An interesting problem presented itself when Barb and I were learning Brioche knitting. We both grabbed size 9 knitting needles, cast on and started knitting. After 6 rows it became very apparent that I was knitting a scarf for Big Foot or Sasquash! Keep in mind, we were making-up the size we wanted for a scarf, we were not following a pattern, just following instructions on how to knit brioche. Since we were knitting scarves the gauge did not matter very much so we didn’t not bother with swatches. Looking at the needles, mine seemed larger than hers.
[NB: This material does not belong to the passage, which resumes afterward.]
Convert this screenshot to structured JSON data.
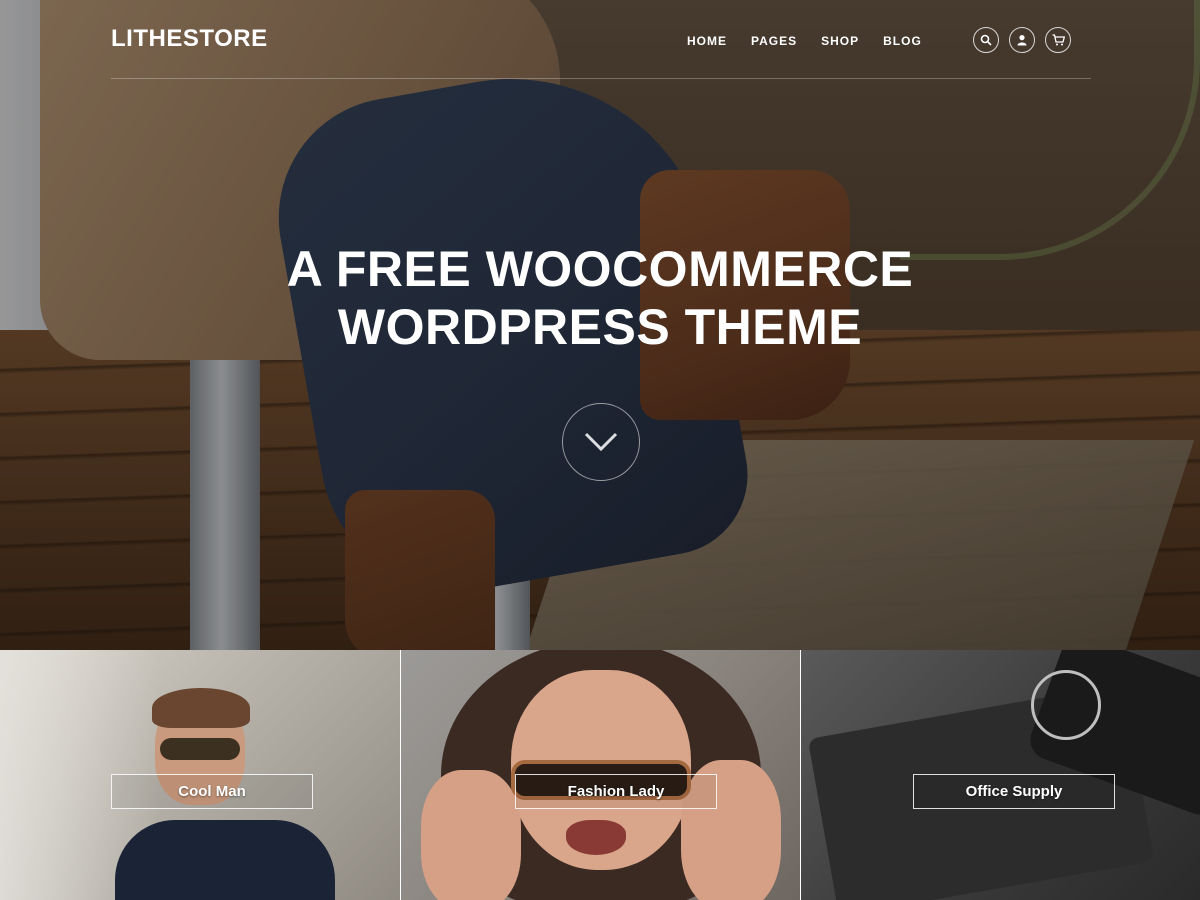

We both whipped our our needle gauges to measure the size of my needles, my gauge said US 9 her’s said US 10. Hum…… She had an extra US 8 so I ripped out what I had knit and restarted with US 8. Perfect!
This brought the idea of knitting a swatch foremost to my mind. All knitters know that gauge is the number of stitches and rows per inch of knitting that the “average knitter” will knit. Now there’s the crux, what is an “average” knitter? Articles always talk about “tight”, “average”, or “loose knitters”, I’ve checked a few and none mention the uneven sizing for needles.
My researcher brain kicked into gear and I started testing needle sizes and gauges. These are my results.
I used five different needle gauges (I couldn’t find my other two gauges):
- The Knitter’s Companion
- Prym – White card
- Debra’ Garden – Spiral
- Puiccomitta’s Hand
The needles that started it all are Knit Picks circular US 9:
Next, I tested a circular needle labeled US 8 that I picked up in Okinawa, Japan.
Knitter’s Companion and Boye measured them as US 8
Prym, Debra’s Garden and Puiccomitta’s Hand measured them as US 7
Now I decided to test three of my US 4 needles: Clover, KA and Knitter’s Pride
All five of my needle gauges measured Clover US 4 as US 4
Notice that Puiccomitta’s Hand and Prym measured the Knitter’s Pride as US 5
These gave the same results as Knitter’s Pride.
Conclusion? Not only do you have to worry about being a “tight”, “average” or “loose” knitter, the needle brand you choose also affects the gauge. The needles you purchased that are labeled US 8, might really be a US 7. Either bring a bunch of needle gauges with you when you purchase needles, OR make sure you gauge swatch when you knit a project where gauge is important! But, then there is the question: Which one of the needle gauges is most accurate 😎 Just knit the swatch! 😎
I am curious, I HATE knitting swatches! Are you a swatch knitter?